Istilah "Ekaristi" berasal dari bahasa Yunani ευχαριστω, yang artinya berterima kasih atau bersyukur (KGK 1328); istilah ini lebih sering digunakan oleh Gereja Katolik, Komuni Anglikan, Gereja Ortodoks Timur, dan Gereja Lutheran. Sedangkan istilah "Perjamuan Kudus", khususnya di Indonesia, umumnya digunakan oleh kebanyakan Gereja Protestan.[1] Namun kata "Ekaristi" tidak hanya merujuk pada ritusnya saja (Perjamuan Kudus atau Misa Kudus), tetapi juga pada roti — baik yang beragi ataupun tidak beragi — dan anggur yang dikuduskan (dikonsekrir) dalam ritus tersebut. Ekaristi adalah kurban pujian dan syukur kepada Allah Bapa, di mana Gereja menyatakan terima kasihnya kepada Allah Bapa untuk segala kebaikan-Nya di dalam segala sesuatu: untuk penciptaan, penebusan oleh Kristus, dan pengudusan. Kurban pujian ini dinaikkan oleh Gereja kepada Bapa melalui Kristus: oleh Kristus, bersama Dia dan untuk diterima di dalam Dia. (KGK 1359-1361)
Ekaristi adalah Perjamuan
Tuhan, yang memperingati perjamuan malam yang diadakan oleh
Kristus bersama dengan murid-murid-Nya. Perjamuan ini juga merupakan antisipasi
perjamuan pernikahan Anak Domba di surga (KGK 1329).
Ekaristi adalah kenangan
akan kesengsaraan dan kebangkitan Tuhan (KGK
1330). Ekaristi diadakan untuk memenuhi perintah Yesus untuk merayakan kenangan
akan hidup-Nya, kematian-Nya, kebangkitan-Nya dan akan pembelaan-Nya bagi kita
di depan Allah Bapa (KGK 1341).
Ekaristi adalah Kurban
kudus, karena ia menghadirkan kurban tunggal Yesus, dan juga
kurban penyerahan diri Gereja yang mengambil bagian dalam kurban Yesus,
Kepalanya (KGK 1330, 1368). Sebagai kenangan Paska Kristus, Ekaristi
menghadirkan dan mempersembahkan secara sakramental kurban Kristus satu-satunya
dalam liturgi Gereja (KGK 1362, 1365). Ekaristi menghadirkan kurban salib dan
memberikan buah-buahnya yaitu pengampunan dosa (KGK 1366). Ekaristi adalah Komuni kudus, karena di dalam
sakramen ini kita menerima Kristus sendiri (KGK 1382) dan dengan demikian kita
menyatukan diri dengan Kristus, yang mengundang kita mengambil bagian di dalam
Tubuh dan Darah-Nya, supaya kita membentuk satu Tubuh dengan-Nya (KGK 1331).

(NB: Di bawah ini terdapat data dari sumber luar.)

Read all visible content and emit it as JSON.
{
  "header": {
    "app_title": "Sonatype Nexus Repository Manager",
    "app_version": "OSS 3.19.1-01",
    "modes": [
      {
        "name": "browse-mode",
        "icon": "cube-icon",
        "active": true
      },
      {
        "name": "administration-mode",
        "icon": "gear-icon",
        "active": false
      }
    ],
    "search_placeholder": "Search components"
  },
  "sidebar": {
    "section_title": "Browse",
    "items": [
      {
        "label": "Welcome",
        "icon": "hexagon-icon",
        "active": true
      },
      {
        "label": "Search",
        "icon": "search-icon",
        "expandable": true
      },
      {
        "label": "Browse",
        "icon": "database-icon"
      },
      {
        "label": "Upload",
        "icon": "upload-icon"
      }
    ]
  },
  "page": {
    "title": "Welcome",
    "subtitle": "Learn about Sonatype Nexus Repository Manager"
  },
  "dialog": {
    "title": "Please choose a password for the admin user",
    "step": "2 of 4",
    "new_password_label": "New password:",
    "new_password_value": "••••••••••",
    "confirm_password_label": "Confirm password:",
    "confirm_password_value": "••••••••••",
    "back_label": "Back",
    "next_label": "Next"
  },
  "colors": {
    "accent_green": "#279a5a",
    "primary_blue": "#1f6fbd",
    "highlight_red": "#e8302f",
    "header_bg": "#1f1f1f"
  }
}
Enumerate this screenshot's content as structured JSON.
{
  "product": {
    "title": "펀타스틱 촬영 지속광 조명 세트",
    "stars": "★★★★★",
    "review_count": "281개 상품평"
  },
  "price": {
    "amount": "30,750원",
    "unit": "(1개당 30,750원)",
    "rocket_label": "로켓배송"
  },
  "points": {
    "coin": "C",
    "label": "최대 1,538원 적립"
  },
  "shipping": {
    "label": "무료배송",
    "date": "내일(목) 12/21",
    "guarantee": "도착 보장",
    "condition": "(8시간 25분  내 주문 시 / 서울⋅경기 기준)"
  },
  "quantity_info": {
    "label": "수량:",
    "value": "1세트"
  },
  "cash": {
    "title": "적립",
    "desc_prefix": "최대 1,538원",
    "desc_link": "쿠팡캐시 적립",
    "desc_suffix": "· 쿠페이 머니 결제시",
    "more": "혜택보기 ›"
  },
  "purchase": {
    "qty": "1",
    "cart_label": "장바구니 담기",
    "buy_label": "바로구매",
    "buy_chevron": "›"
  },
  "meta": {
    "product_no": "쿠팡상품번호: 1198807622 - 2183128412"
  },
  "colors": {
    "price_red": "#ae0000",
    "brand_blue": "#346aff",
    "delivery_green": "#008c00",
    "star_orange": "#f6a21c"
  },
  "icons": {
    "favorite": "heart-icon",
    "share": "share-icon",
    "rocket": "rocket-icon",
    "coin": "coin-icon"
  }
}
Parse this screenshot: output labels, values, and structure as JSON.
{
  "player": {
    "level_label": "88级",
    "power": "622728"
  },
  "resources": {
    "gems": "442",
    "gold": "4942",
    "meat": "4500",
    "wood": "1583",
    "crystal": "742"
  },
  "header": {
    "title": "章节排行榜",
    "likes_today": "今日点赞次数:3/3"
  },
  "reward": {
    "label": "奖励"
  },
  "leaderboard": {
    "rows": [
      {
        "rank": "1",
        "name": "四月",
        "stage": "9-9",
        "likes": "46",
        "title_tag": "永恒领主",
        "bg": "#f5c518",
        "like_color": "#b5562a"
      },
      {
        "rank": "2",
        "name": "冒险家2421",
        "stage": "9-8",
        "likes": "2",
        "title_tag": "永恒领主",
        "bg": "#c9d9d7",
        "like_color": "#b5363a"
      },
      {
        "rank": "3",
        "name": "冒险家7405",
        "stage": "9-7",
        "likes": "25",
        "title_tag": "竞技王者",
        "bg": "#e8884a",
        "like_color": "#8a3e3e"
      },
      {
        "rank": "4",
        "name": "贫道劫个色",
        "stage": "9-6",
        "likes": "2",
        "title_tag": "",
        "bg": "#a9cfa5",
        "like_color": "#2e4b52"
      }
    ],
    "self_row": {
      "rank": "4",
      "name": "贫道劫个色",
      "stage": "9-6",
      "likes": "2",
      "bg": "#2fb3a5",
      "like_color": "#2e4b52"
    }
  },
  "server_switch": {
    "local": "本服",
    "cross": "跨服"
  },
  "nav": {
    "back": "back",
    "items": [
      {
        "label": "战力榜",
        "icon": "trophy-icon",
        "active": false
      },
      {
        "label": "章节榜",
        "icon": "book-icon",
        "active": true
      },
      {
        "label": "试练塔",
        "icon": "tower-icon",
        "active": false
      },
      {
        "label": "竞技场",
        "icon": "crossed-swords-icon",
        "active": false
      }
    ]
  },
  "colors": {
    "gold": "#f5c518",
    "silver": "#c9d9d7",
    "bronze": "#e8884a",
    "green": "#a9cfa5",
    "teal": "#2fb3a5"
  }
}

Ekaristi dikenal juga dengan Misa
kudus, karena perayaan misteri keselamatan ini berakhir dengan
pengutusan umat beriman (missio) supaya mereka melaksanakan
kehendak Allah dalam kehidupan sehari-hari. Ekaristi disebut sebagai sumber dan puncak kehidupan
Kristiani (LG 11) karena di dalamnya terkandung seluruh kekayaan rohani Gereja,
yaitu Kristus sendiri (KGK
1324). Pada perjamuan terakhir, pada malam sebelum sengsara-Nya, Kristus
menetapkan Ekaristi sebagai tanda kenangan yang dipercayakan oleh Kristus
kepada mempelai-Nya yaitu Gereja (KGK 1324). Kenangan ini berupa kenangan akan
wafat dan kebangkitan Kristus yang disebut sebagai Misteri
Paska, yang menjadi puncak kasih Allah yang membawa kita kepada
keselamatan (KGK 1067). Keutamaan Misteri Paska dalam rencana
Keselamatan Allah mengakibatkan keutamaan Ekaristi, yang menghadirkan Misteri
Paska tersebut, di dalam kehidupan Gereja (KGK 1085).

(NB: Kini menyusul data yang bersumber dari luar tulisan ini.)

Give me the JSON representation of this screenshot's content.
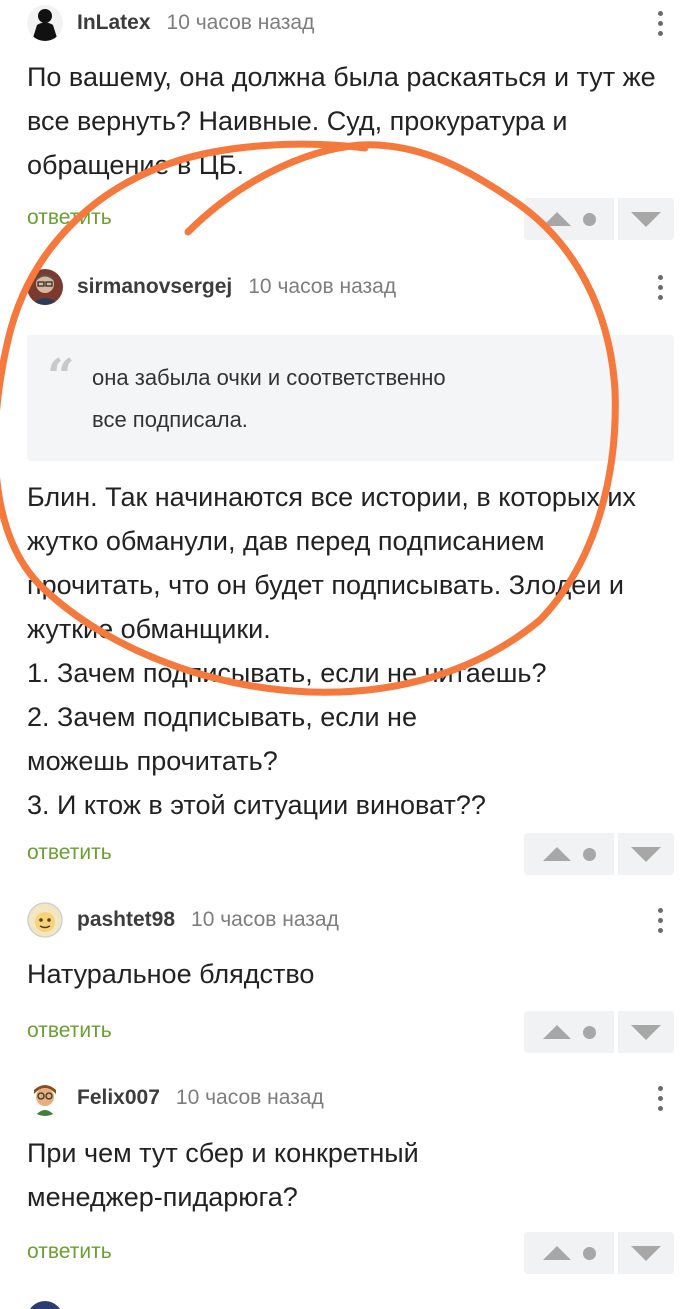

Gereja Katolik mengajarkan bahwa kurban salib
Kristus terjadi hanya sekali untuk selama-lamanya (Ibr 9:28). Kristus tidak
disalibkan kembali di dalam setiap Misa Kudus, tetapi kurban yang satu dan sama
itu dihadirkan kembali oleh kuasa Roh Kudus (KGK 1366). Hal itu dimungkinkan
karena Yesus yang mengurbankan Diri adalah Tuhan yang tidak terbatas oleh waktu
dan kematian. Kristus telah mengalahkan maut, karenanya Misteri Paska-Nya tidak
hanya terbenam sebagai masa lampau, tetapi dapat dihadirkan di masa sekarang
(KGK 1085). Karena bagi Tuhan, segala waktu adalah ‘saat ini’, sehingga masa
lampau maupun yang akan datang terjadi sebagai ‘saat ini’. Dan kejadian Misteri
Paska sebagai ‘saat ini’ itulah yang dihadirkan kembali di dalam Ekaristi,
dengan cara yang berbeda, yaitu secara sakramental. Dengan demikian, Ekaristi
menjadi kenangan hidup akan
Misteri Paska dan akan segala karya agung yang telah dilakukan oleh Tuhan
kepada umat-Nya, dan sekaligus harapan nyata untuk
Perjamuan surgawi di kehidupan kekal (lih. KGK 1362,1364,1340,1402,1405).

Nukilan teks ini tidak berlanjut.